Rieber does not justify terrorism, making it clear that the solution to violence against innocents is not further violence against innocents. But he does place a lot of blame, at times reaching conspiratorial levels, on U.S. policies, on the one hand never articulating those policies outside of generalities and on the other never giving voice to those who would provide context to the particulars. At worst, this aids a sort of factually-impaired conspiratorial thinking, the kind of thinking that could easily envision the U.S. allowing its own town to be bombed while its government, post-Cold War, conspired with terrorists and perhaps gave them cutting-edge military technology.
With all due respect to Max Allan Collins, not to mention the lavishly beautiful art of John Cassaday and the consistently above-average writing of John Ney Rieber, it is exactly “the complexities” that are missing here. While The New Deal is indeed a far cry from the patriotic propaganda of 1940s comics or the dazzling stupidity of 1960s comics, it does not go much deeper than the social relevancy of the 1970s and does not attain the subtlety seen in many of the E.C. Comics of the 1950s, in which the killing of civilians during war might be depicted with brutal effect without relying upon phony arguments and conspiratorial thinking. There are those of us who expect a lot more from maturely crafted comic books (if not those labeled “intended for mature readers”), even those that do involve super-heroes.
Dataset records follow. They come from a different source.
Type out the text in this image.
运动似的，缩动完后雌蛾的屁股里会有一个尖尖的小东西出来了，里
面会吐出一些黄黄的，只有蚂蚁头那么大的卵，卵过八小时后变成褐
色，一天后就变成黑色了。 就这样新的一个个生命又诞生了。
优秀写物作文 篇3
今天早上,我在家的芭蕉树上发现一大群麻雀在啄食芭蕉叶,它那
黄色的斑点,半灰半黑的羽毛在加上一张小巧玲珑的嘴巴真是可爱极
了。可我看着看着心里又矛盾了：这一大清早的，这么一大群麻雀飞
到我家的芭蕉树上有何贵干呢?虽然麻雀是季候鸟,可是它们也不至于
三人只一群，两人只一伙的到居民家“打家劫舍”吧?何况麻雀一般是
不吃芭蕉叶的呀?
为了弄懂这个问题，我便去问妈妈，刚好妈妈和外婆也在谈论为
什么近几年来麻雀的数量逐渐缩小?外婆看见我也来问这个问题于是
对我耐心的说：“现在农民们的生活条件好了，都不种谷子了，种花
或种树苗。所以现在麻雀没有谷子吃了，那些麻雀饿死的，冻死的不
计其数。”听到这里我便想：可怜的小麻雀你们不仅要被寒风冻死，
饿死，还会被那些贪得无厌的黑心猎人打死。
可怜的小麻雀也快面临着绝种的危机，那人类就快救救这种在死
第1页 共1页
What The New Deal really represents, and why — besides Cassaday’s art — it deserves to remain noteworthy in the future, is the American reaction to 9/11 in which we have been traumatized by the attacks and cannot justify terrorism, but in which we have renewed sympathy for innocents suffering everywhere, including in Iraq, where as I write we are waging a war sold as a liberation of a tyrannized people (while Marvel Comics effectively protests with the pro-peace anthology, 411). Among the would-be intelligencia, there have also been repeated calls to reexamine America’s own history of injustices, and the popular discourse has been no more or less informed or subtle than its reference points in Reiber’s narrative. What Reiber has really done is reflect, with a conscience, the popular discourse, to encapsulate in an admittedly confused narrative the conflicting responses of a nation at once drawn to anti-Arab sentiment and to renewed humanitarianism, to patriotism and to a reexamination, however lacking in subtlety, of the history U.S. foreign policy.
The New Deal deserves a score of footnotes in books referring to the American reaction to 9/11 — and a museum gallery wallpapered in John Cassaday’s artwork.